Irréprochable depuis plusieurs semaines, Anthony Martial a retrouvé la confiance de José Mourinho. Mais pas celle de Didier Deschamps. Il faut dire que le Mancunien n’a que rarement convaincu sous le maillot tricolore. De là à lui préférer un Dimitri Payet ? Il faut croire que oui, mais l’on sait qu’avec le sélectionneur, les performances ne font pas tout.

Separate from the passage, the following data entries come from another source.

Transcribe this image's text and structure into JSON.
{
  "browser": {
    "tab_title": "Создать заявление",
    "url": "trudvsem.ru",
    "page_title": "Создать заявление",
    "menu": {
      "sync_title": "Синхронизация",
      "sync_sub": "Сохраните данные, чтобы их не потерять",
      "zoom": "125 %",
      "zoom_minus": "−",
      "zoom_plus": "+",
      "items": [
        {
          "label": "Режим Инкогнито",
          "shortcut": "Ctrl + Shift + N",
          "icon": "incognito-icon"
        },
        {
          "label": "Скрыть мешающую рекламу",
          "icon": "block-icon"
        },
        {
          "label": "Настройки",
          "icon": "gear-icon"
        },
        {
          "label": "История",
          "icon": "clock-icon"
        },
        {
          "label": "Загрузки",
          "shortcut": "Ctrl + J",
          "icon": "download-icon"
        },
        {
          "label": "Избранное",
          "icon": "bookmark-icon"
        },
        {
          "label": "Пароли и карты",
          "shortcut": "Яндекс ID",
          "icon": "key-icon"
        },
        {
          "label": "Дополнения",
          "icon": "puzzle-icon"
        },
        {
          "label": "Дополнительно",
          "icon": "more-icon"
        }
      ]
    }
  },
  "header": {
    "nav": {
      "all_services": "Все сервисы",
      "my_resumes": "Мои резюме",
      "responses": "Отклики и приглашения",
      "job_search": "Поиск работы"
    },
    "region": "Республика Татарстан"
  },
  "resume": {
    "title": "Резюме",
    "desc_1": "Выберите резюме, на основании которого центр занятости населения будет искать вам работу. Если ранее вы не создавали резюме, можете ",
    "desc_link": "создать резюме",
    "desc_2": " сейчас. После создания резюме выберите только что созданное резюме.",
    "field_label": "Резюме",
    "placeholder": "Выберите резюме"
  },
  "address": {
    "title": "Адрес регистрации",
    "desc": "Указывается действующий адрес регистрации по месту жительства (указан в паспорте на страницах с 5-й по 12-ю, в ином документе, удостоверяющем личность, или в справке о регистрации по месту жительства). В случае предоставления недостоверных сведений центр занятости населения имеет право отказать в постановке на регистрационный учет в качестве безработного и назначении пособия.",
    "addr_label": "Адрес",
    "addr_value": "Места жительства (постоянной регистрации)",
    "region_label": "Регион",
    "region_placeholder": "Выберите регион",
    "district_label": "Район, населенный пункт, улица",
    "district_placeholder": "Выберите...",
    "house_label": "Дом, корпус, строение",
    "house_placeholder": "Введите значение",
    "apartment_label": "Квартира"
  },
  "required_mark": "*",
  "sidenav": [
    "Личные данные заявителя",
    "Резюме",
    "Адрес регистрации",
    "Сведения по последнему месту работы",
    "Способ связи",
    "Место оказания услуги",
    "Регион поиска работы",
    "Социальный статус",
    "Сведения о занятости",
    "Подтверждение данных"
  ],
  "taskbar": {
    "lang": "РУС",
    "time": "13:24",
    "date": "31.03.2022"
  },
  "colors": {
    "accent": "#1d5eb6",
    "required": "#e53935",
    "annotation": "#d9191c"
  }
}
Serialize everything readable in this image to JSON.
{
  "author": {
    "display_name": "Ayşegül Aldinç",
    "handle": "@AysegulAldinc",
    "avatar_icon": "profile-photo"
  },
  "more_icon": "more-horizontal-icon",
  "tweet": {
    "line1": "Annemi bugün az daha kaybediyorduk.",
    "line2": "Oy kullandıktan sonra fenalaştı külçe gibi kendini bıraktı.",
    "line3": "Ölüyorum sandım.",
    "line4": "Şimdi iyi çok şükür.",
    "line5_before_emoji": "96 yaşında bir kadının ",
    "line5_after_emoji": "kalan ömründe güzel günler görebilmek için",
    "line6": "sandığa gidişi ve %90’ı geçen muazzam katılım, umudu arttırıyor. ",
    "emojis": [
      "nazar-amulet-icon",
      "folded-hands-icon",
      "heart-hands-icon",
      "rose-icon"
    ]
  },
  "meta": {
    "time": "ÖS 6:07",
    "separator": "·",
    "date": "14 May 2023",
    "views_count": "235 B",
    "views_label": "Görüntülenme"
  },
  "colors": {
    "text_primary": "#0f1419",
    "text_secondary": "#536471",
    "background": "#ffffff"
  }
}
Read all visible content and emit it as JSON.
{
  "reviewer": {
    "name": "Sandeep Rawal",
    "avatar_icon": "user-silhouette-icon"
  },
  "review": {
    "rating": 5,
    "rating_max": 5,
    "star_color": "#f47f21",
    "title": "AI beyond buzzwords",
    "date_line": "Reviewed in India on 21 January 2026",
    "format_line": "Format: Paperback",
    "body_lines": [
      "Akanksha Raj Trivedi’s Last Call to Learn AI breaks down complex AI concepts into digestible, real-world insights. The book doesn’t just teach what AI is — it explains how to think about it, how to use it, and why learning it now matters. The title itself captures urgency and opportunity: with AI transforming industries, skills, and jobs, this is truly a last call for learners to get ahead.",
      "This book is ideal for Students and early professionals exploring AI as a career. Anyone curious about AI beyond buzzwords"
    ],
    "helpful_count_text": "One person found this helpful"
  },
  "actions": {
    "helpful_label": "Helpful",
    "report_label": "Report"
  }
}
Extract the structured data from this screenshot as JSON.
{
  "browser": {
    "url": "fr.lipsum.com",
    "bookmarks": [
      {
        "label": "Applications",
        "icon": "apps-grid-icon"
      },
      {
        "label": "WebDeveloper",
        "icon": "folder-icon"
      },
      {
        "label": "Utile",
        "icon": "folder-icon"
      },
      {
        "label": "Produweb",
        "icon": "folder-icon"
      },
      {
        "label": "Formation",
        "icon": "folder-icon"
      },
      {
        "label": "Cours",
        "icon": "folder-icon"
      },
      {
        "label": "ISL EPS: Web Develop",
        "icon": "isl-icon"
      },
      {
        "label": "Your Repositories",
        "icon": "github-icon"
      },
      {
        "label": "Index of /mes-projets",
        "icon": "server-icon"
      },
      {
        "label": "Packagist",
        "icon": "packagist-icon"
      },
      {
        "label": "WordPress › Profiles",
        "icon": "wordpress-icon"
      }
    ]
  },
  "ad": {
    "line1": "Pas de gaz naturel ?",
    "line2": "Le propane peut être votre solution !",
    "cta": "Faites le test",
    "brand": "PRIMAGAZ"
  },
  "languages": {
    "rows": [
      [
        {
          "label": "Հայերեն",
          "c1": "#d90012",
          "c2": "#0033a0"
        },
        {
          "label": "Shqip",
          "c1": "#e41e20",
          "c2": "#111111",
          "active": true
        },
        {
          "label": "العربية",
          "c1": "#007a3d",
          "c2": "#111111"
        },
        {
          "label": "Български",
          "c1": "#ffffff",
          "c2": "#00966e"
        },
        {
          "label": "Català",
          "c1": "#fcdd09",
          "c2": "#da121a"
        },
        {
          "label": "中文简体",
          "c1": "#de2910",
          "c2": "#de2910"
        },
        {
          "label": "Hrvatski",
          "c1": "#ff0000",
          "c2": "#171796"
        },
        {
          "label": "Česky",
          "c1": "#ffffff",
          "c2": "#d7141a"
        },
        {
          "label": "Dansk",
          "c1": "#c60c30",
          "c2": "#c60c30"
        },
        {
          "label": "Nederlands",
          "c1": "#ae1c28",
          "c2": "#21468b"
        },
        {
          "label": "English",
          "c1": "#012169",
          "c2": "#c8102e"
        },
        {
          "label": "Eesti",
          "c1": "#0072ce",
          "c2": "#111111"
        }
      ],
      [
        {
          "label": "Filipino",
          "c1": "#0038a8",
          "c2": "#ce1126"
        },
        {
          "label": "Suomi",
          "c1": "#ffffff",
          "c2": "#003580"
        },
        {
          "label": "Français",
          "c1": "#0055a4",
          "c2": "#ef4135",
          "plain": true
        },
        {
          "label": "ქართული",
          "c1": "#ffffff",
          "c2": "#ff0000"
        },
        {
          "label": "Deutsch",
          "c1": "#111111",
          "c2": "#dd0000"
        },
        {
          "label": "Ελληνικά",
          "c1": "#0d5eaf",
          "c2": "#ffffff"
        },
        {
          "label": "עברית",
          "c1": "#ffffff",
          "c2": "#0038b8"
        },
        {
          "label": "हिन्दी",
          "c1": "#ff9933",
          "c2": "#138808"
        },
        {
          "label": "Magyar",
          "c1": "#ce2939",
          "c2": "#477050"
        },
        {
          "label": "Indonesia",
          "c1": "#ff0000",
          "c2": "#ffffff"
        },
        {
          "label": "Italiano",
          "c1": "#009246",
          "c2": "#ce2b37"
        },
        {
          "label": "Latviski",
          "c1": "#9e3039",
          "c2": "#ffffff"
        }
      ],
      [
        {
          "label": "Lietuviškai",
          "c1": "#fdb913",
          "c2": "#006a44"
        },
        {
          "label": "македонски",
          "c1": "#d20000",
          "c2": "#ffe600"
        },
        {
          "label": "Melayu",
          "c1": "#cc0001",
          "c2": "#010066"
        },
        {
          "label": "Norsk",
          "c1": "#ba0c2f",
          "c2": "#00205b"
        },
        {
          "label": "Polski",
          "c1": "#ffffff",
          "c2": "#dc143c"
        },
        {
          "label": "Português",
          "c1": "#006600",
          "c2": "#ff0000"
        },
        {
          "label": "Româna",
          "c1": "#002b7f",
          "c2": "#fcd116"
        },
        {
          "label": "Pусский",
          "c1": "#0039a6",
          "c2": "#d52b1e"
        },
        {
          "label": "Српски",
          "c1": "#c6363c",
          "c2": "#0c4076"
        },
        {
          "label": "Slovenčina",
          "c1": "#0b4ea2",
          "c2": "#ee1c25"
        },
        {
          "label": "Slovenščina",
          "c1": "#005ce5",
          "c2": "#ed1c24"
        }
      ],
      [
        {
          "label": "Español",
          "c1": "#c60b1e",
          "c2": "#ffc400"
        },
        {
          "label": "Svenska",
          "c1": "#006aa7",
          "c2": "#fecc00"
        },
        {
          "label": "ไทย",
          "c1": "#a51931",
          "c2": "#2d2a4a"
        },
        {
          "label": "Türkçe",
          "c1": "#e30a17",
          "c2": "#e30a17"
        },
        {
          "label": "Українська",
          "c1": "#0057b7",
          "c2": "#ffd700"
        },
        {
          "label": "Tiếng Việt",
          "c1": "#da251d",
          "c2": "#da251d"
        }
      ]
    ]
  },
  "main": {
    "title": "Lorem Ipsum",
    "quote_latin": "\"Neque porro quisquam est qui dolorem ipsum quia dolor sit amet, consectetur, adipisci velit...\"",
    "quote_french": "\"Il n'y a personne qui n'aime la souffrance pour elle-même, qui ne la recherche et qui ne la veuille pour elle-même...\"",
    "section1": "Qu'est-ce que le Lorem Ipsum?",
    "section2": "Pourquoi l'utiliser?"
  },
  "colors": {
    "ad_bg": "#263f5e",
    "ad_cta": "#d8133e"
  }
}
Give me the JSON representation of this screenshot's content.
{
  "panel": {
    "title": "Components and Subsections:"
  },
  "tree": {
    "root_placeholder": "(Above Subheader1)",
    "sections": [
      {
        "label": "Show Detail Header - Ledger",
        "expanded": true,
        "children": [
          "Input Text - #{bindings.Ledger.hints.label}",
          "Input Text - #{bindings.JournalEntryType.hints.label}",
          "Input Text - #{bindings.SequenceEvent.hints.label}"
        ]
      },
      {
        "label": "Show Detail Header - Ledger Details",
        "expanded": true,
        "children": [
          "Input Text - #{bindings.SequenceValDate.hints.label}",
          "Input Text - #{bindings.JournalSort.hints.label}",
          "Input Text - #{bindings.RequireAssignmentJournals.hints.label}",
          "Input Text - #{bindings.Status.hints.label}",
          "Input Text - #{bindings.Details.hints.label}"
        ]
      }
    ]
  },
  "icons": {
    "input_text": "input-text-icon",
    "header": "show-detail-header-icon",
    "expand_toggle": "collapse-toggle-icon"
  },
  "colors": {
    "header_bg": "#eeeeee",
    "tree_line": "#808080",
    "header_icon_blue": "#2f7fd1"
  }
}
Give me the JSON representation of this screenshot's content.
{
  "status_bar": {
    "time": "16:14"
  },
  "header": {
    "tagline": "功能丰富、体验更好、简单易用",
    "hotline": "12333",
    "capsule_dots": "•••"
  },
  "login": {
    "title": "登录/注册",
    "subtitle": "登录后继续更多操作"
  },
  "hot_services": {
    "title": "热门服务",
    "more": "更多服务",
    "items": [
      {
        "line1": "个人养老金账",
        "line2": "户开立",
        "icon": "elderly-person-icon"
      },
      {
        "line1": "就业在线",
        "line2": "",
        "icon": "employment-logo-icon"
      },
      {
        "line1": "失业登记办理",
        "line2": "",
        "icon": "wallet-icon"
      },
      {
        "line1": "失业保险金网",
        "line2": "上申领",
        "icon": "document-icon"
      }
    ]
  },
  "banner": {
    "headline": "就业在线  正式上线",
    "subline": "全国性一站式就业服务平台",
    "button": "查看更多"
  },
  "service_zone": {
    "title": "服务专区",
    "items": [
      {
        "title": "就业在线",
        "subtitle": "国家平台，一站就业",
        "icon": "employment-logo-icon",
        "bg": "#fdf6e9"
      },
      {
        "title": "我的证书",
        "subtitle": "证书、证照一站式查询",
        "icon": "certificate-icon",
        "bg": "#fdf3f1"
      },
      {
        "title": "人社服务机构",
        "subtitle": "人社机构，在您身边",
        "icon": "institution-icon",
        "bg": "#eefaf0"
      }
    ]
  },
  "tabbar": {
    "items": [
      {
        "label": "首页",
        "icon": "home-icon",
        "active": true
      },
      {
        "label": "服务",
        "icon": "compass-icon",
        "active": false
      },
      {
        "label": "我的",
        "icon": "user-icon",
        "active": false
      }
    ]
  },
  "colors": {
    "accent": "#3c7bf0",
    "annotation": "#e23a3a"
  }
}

Difficile d’ailleurs de lui reprocher cela : finaliste de l’Euro 2016, la France fait aujourd’hui partie des favoris au titre pour la Coupe du monde dans un an. Et Didier Deschamps n’est pas étranger à ce changement de statut. Il a réussi à forger un vrai groupe avec les Bleus ce qui explique certains choix comme celui de Sissoko. Le milieu de terrain des Spurs, tant qu’il joue avec Tottenham, fait quasiment toujours partie de la liste. Son profil est unique au sein de l’Équipe de France et il a fait partie des cadres de DD pendant l’Euro.

Individuellement, certaines décisions prises par le sélectionneur paraissent discutables. Mais il est évident qu’une addition d’individualités ne suffisent pas à gagner. Il est donc nécessaire de chercher à comprendre les choix de Deschamps sous le prisme du groupe. De toute façon, avec les retours dans la saison de Pogba et Dembélé notamment, les 23 qui feront partie du voyage en Russie dans un an risquent encore de changer.